Recent military service and medical records are not online. However, most veterans and their next of kin can obtain free copies of their DD-214 (Report of Separation for the U.S. Armed Forces) and the following military service records:
- Official Military Personnel File (OMPF)
- Replacement Medals
- Medical and Health Records
- Burials and Emergency Requests
- Natural Disaster Requests
Further Expansion of Onsite Workforce at the National Personnel Records Center (NPRC) is underway
* Due to the COVID-19 pandemic, the NPRC has been closed and only completing emergency requests. As of March 29, 2021, the NPRC increased its on-site staffing to 25% of the workforce. While they continue to increase their on-site staffing, they will be still servicing requests associated with medical treatments, burials, and homeless veterans seeking admittance to a homeless shelter. Please refrain from submitting non-emergency requests such as replacement medals, administrative corrections, or records research until they can return to pre-COVID staffing levels.
What is I am not the veteran or next-of-kin? Can I still access files?
It depends on the date the service member separated from the military. Military personnel records are open to the public 62 years after they leave the military. (To calculate this, take the current year and subtract 62.) Records of any veteran who separated from the military 62 (or more) years ago can be ordered by anyone for a copying fee (detailed below under "cost").
But what if it's been less than 62 years?
Records of individuals who left service less than 62 years ago are subject to restrictions and only limited information or copies may be released to the general public within the provisions of the law. The Freedom of Information Act (FOIA) and Privacy Act provide balance between the right of the public to obtain information military service records and the right of the former military service member to protect his or her privacy. See Federal Records Center Program to access these records.
Cost: Most basic requirements are free but it depends on the discharge date.
Generally, there is no charge for basic military personnel and medical record information provided to veterans, next of kin and authorized representatives from Federal (non-archival) records.
Some companies advertise DD-214 research services and will charge a fee obtaining copies. This is provided as a free service by your Nevada County Veterans Services Office services (as are all services provided).

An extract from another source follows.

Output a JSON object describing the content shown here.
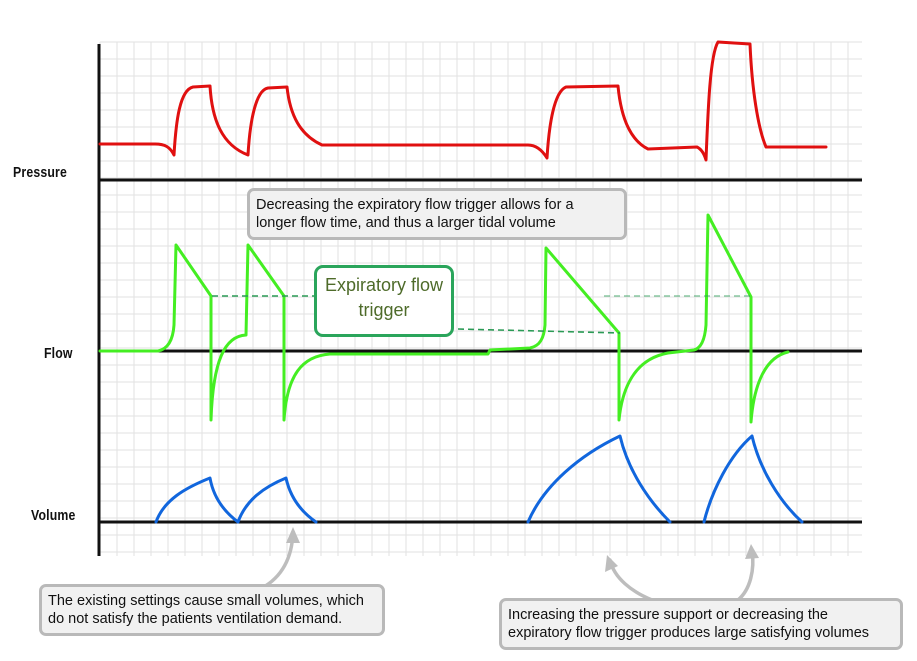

There is a fee for records that are considered "Archival", which depends on the discharge date. If the request is made 62 years after the service member's separation from the military, the records are now open to the public and subject to the public fee schedule (44 U.S.C. 2116c and 44 U.S.C. 2307). This is a rolling date, the current year minus 62 years.
These archival requests require the purchase of the COMPLETE photocopy of the Official Military Personnel File (OMPF):
- A routine OMPF's of 5 pages or less: $25 flat fee
- A routine OMPF of 6 pages or more: $70 flat fee (Most OMPF's fall in this category)
- Persons of Exceptional Prominence (PEP) OMPF: $80 cents per page ($20 minimum)
*Please note: if your request involves a service fee, you will be notified as soon as that determination is made. Service fees are charged directly from the National Personnel Records Center and they will contact the applicant directly.